Craig Letch, the director of Food safety and quality assurance at BPI, says when they had to let their employees go, the number one question asked was why?
"We don't understand why this happened. This wasn't tied to a food borne illness outbreak. This wasn't tied to a quality issue; this wasn't tied to consumer health. This was tied to a misinformation campaign that was waged against this family of companies against ABC. And they won, they succeeded," he said.
And Nick Roth, the son of BPI's Founder Eldon Roth, says the last 7 months have been tough on their family.

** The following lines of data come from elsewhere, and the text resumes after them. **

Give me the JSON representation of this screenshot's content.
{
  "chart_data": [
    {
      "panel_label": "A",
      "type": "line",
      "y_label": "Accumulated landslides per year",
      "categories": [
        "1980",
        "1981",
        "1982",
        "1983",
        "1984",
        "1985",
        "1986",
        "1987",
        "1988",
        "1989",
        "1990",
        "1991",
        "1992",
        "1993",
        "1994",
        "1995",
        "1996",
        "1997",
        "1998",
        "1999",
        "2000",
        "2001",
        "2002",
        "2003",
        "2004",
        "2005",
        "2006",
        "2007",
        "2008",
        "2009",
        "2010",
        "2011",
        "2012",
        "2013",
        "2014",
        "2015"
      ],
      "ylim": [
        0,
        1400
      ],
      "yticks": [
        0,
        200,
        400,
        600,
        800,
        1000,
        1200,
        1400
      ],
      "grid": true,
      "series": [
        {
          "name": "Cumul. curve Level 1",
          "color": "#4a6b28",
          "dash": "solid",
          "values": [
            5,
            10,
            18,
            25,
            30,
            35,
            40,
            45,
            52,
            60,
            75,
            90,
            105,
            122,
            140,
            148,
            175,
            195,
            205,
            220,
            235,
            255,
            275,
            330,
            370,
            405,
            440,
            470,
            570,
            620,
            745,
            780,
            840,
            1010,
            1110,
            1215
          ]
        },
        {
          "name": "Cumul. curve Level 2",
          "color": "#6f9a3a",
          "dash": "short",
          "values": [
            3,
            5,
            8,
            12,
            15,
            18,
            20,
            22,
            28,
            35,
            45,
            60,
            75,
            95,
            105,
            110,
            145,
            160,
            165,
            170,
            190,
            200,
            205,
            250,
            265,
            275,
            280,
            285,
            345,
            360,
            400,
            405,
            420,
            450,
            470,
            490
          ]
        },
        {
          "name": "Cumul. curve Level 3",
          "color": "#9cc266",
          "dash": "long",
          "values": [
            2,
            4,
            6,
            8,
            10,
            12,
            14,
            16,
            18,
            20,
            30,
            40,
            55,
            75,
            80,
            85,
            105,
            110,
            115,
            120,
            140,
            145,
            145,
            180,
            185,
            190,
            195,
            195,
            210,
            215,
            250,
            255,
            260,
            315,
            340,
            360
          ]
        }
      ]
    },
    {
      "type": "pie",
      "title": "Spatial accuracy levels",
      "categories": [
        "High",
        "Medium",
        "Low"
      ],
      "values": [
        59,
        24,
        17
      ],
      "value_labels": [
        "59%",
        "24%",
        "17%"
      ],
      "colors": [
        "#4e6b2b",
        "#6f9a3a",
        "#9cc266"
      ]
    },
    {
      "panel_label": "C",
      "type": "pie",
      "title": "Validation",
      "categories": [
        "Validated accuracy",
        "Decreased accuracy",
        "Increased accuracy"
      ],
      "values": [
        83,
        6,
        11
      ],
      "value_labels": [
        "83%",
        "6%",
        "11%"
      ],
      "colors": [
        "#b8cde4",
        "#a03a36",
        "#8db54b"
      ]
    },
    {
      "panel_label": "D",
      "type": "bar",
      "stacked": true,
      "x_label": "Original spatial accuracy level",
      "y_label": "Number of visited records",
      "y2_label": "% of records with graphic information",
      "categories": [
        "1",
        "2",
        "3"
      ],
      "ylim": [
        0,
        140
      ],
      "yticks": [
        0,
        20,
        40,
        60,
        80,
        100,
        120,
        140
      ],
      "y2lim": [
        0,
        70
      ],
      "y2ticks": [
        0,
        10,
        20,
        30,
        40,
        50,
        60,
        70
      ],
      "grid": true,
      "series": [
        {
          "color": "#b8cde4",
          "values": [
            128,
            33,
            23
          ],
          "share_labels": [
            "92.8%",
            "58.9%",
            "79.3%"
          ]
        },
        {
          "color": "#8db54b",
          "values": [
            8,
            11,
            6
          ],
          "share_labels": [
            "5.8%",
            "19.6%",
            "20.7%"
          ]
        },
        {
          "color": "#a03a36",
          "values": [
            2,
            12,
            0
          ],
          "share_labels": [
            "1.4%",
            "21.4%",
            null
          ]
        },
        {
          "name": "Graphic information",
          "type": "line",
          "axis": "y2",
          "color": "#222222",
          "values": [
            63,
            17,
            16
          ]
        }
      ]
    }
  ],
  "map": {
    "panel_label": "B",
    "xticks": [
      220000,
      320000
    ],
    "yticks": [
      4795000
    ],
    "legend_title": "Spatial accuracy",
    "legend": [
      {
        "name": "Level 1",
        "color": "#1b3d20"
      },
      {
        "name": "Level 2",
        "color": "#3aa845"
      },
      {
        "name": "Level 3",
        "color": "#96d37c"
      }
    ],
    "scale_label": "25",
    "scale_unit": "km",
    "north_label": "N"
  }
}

"Its absolutely been a difficult time , for us in our family and for the whole company, literally losing 70 percent of our sales and closing three plants and having to tell 700 people they no longer have a job. Its heartbreaking really, Its been a difficult thing to overcome," says Nick Roth.
But Webb says BPI's day in court, will be vindication for those employees.
"The bottom line, is that there will come a day in this case when we are going to go before a jury right here in South Dakota, and we are going to ask for justice for what happened to this company and the people that run it," says Webb.
In addition to going after ABC and its reporters, BPI is also suing two former USDA workers, and a former BPI employee, who all talked to ABC on camera.